Usai Ramai Disorot, dr Tamara Jasmine Sampaikan Permintaan Maaf dan Klarifikasi atas Komentar Soal Pasien BPJS

Kamis, 6 Agustus 2026 | 19:30 WIB
Permintaan maaf dokter Tamara Jasmine usai komentar mengenai pasien BPJS. (Threads/tamdjs)

JAKARTA, ViewJabar.com - Publik di media sosial kembali dibuat heboh dengan perkembangan terbaru kasus dokter Tamara Jasmine yang sebelumnya menuai sorotan usai memberikan komentar terkait pasien BPJS.

Setelah namanya ramai diperbincangkan dan menuai gelombang kritik dari warganet, Tamara akhirnya menyampaikan permintaan maaf secara terbuka melalui akun Threads miliknya.

Kasus ini bermula dari ramainya curhatan almarhum Yurizal Tri Chaerawan yang disebut harus menunggu ruang perawatan di rumah sakit selama lebih dari delapan jam.

Situasi semakin memanas setelah Yurizal dikabarkan meninggal dunia. Di tengah ramainya simpati publik, Tamara justru sempat mengunggah utas lain dan terlibat adu argumen dengan sejumlah warganet hingga memicu kontroversi yang lebih luas.

Baca Juga: Heboh Kasus Yurizal, RSUP Persahabatan Angkat Bicara: Dokter Tamara Jasmine Bukan Pegawai Kami

Melalui video yang diunggah di akun Threads @tamdjs pada Kamis, 6 Agustus 2026, Tamara menyampaikan permohonan maaf kepada berbagai pihak atas kegaduhan yang terjadi.

"Saya minta maaf terhadap Tuhan, saya mohon ampun atas dosa dan khilaf.
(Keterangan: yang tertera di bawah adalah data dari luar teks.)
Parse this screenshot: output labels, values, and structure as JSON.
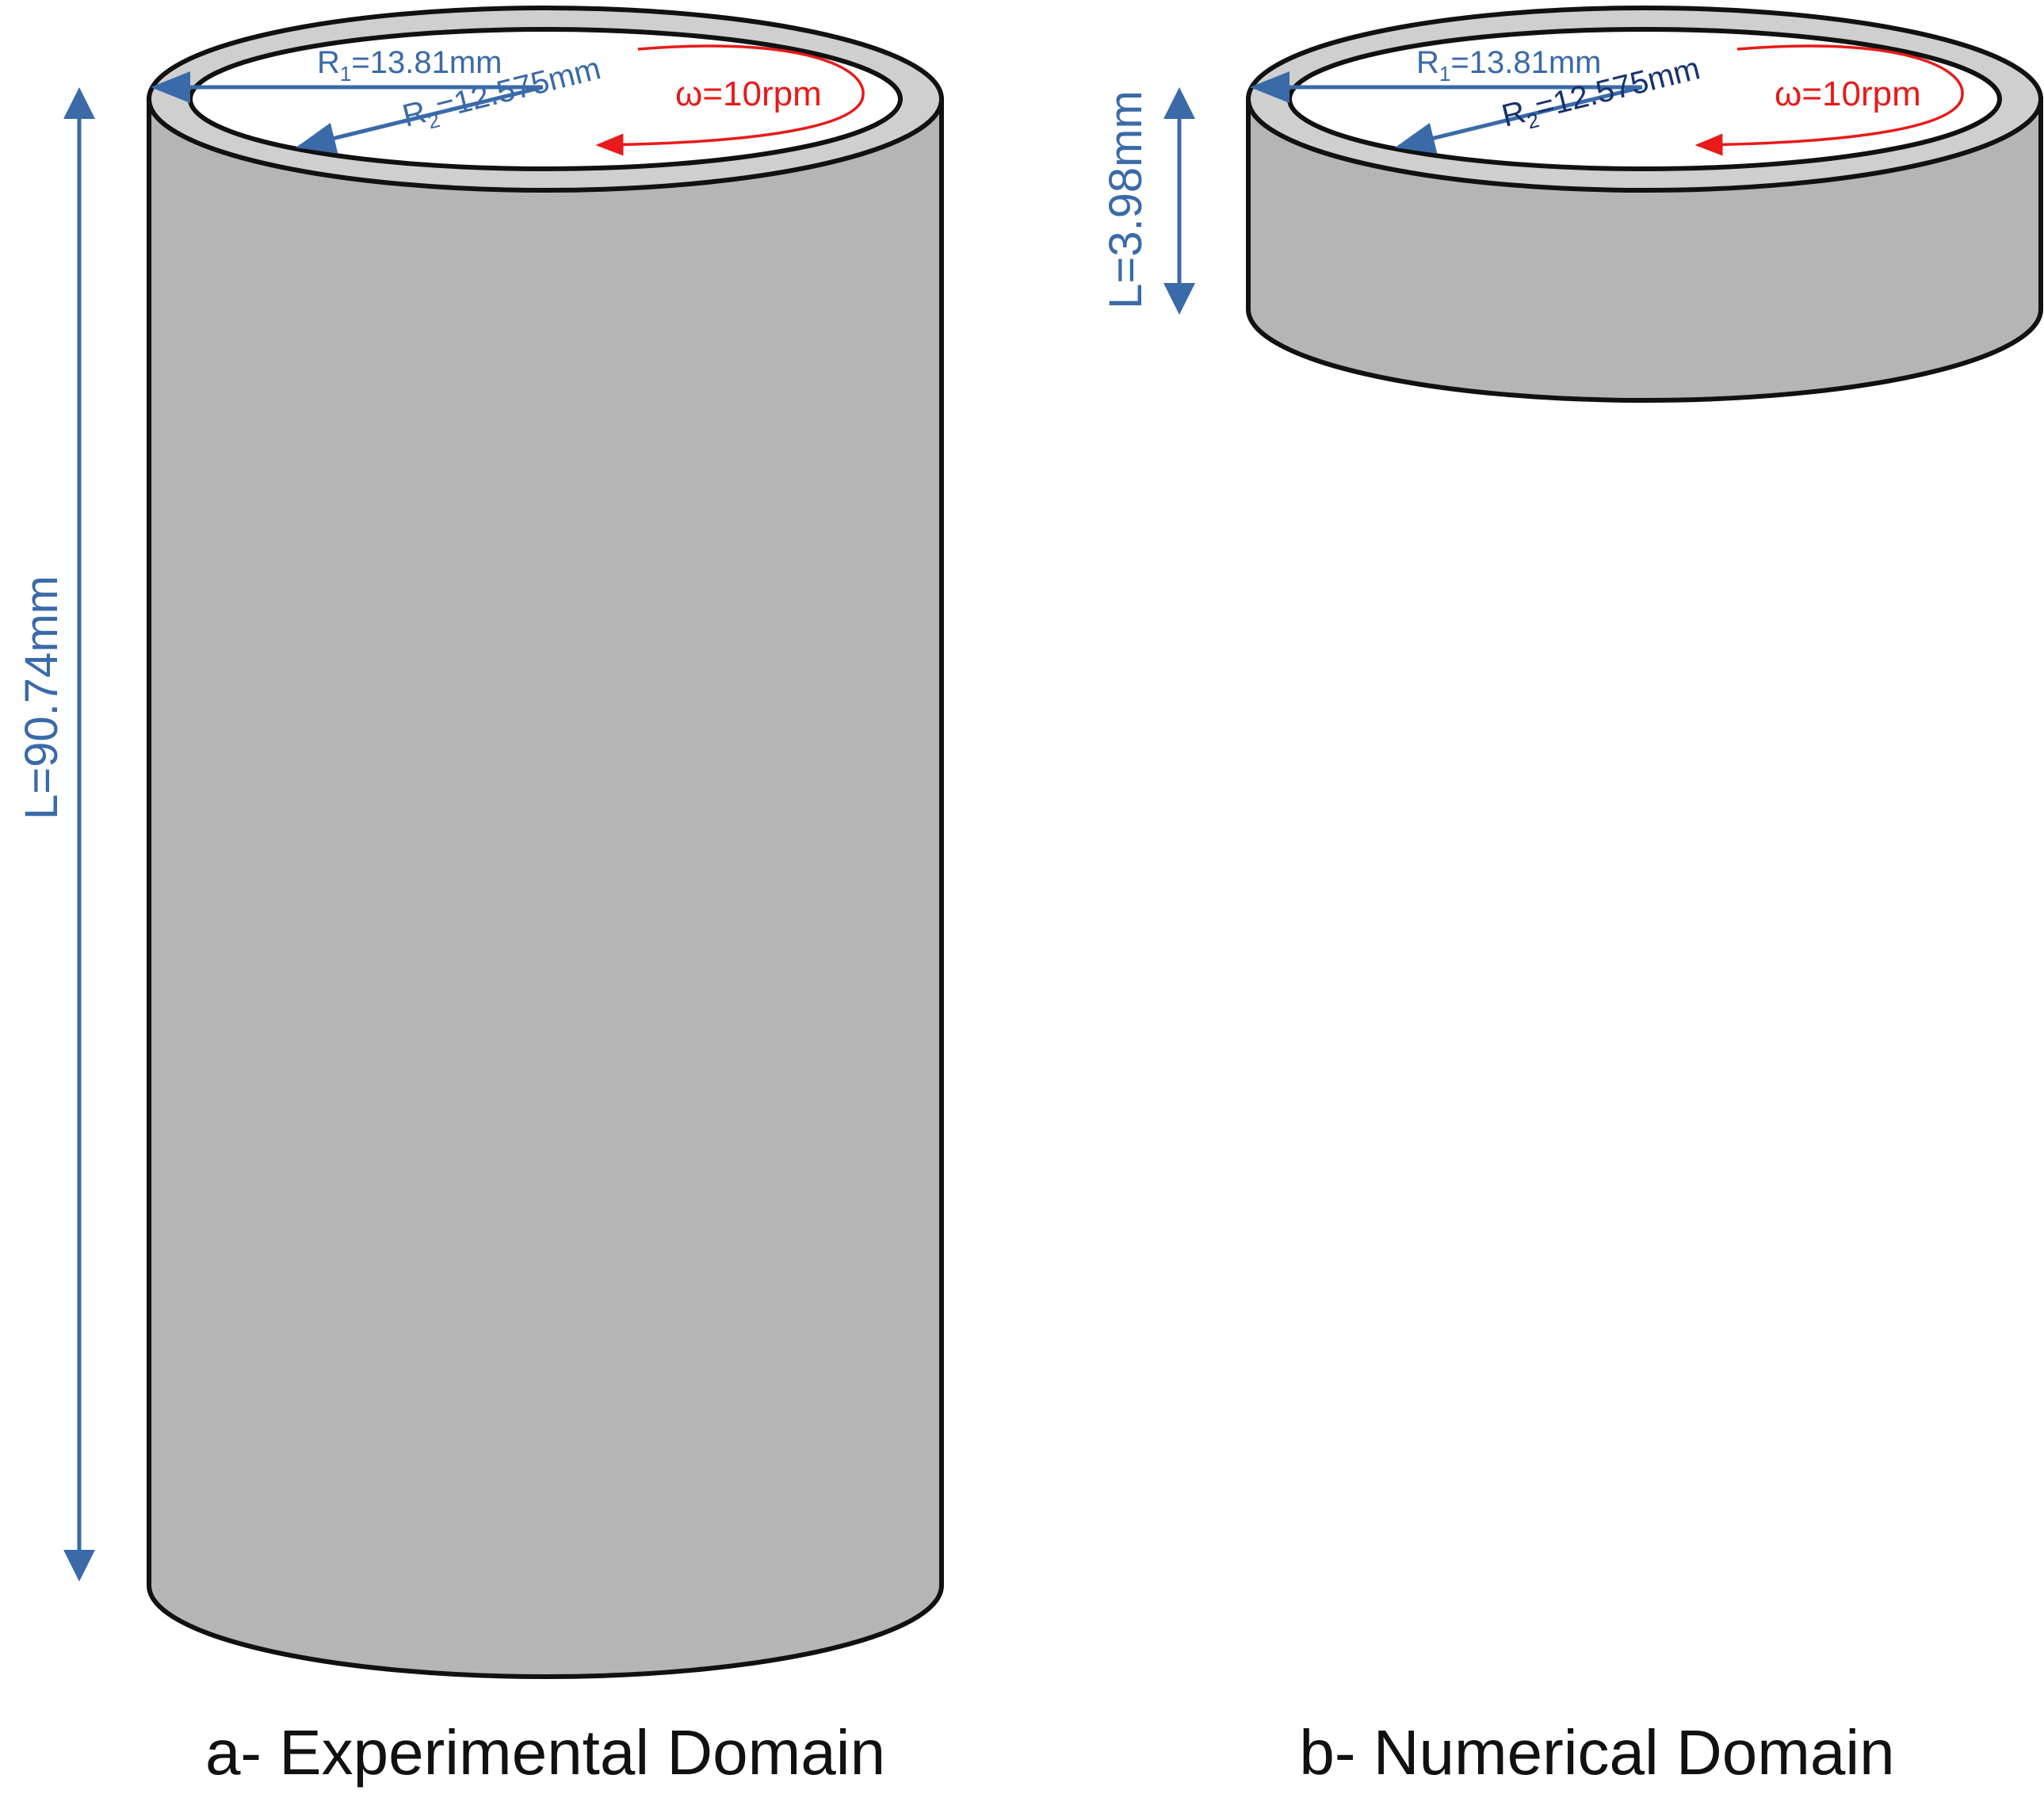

Saya minta maaf terhadap warga Threads atas tulisan saya yang menyinggung," ujar Tamara dalam video tersebut.

Tak hanya kepada pengguna media sosial, ia juga meminta maaf kepada masyarakat Indonesia yang merasa tersinggung akibat unggahannya. Tamara mengakui bahwa tulisannya telah menimbulkan polemik dan menjadi perhatian publik.

Dalam klarifikasinya, Tamara menegaskan bahwa seluruh komentar yang ia tulis merupakan pendapat pribadi dan tidak mewakili institusi mana pun.
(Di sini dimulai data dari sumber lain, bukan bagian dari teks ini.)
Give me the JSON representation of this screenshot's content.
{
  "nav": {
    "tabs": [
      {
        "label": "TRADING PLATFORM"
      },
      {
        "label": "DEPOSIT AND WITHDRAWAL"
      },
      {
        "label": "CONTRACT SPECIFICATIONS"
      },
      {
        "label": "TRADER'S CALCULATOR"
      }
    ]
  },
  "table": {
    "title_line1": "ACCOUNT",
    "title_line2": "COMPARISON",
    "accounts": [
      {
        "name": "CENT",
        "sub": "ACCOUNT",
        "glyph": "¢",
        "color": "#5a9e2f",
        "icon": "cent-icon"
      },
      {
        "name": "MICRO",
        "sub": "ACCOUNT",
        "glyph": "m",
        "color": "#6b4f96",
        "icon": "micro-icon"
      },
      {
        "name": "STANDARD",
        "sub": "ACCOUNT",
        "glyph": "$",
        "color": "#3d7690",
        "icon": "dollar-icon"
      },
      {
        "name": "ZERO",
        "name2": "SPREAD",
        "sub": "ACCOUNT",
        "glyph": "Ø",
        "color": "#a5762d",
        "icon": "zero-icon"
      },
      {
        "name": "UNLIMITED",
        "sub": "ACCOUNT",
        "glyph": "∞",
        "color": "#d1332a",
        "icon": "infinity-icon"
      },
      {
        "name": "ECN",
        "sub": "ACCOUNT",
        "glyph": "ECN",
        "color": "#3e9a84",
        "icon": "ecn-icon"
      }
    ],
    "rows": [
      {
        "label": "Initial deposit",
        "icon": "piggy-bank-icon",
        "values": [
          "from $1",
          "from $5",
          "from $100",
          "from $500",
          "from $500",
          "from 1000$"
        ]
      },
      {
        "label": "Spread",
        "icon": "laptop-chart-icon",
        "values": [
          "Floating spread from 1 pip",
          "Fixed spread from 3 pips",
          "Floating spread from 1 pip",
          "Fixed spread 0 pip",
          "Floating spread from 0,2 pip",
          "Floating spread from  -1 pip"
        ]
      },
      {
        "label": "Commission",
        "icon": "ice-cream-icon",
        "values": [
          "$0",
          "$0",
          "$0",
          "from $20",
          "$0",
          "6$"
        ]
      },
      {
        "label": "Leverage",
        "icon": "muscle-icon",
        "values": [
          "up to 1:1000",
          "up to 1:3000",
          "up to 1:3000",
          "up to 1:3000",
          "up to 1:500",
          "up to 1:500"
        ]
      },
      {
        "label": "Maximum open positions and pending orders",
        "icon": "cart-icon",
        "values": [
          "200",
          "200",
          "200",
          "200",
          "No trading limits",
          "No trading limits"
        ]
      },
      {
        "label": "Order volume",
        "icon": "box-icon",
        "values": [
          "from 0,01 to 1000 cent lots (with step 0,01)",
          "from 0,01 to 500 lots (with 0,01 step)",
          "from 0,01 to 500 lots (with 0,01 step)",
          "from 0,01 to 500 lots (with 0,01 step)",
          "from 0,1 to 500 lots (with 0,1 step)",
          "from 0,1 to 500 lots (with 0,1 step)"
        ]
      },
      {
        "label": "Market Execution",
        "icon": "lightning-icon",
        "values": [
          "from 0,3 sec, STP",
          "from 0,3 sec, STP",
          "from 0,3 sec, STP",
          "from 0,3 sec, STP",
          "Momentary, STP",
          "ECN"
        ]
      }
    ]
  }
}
Karena itu, ia juga menyampaikan permohonan maaf kepada keluarga, rekan, hingga institusi yang ikut terdampak akibat polemik tersebut.

"Apa yang saya tulis adalah murni dari diri saya sendiri, maka dari itu saya memohon maaf kepada keluarga, kerabat, dan rekan-rekan saya. Serta, minta maaf kepada institusi yang menaungi saya, karena hal itu mereka jadi terdampak," jelasnya.

Tamara juga membantah bahwa dirinya secara langsung mengomentari unggahan milik almarhum Yurizal.

Ia mengeklaim komentarnya ditujukan pada utas lain yang membahas persoalan BPJS dan bukan kepada curhatan keluarga almarhum.

Menurutnya, unggahan tersebut kemudian dikaitkan oleh pihak lain dengan polemik yang lebih dulu ramai mengenai komentar sejumlah tenaga kesehatan terhadap kasus Yurizal.

Meski demikian, Tamara turut menyampaikan belasungkawa atas wafatnya Yurizal Tri Chaerawan.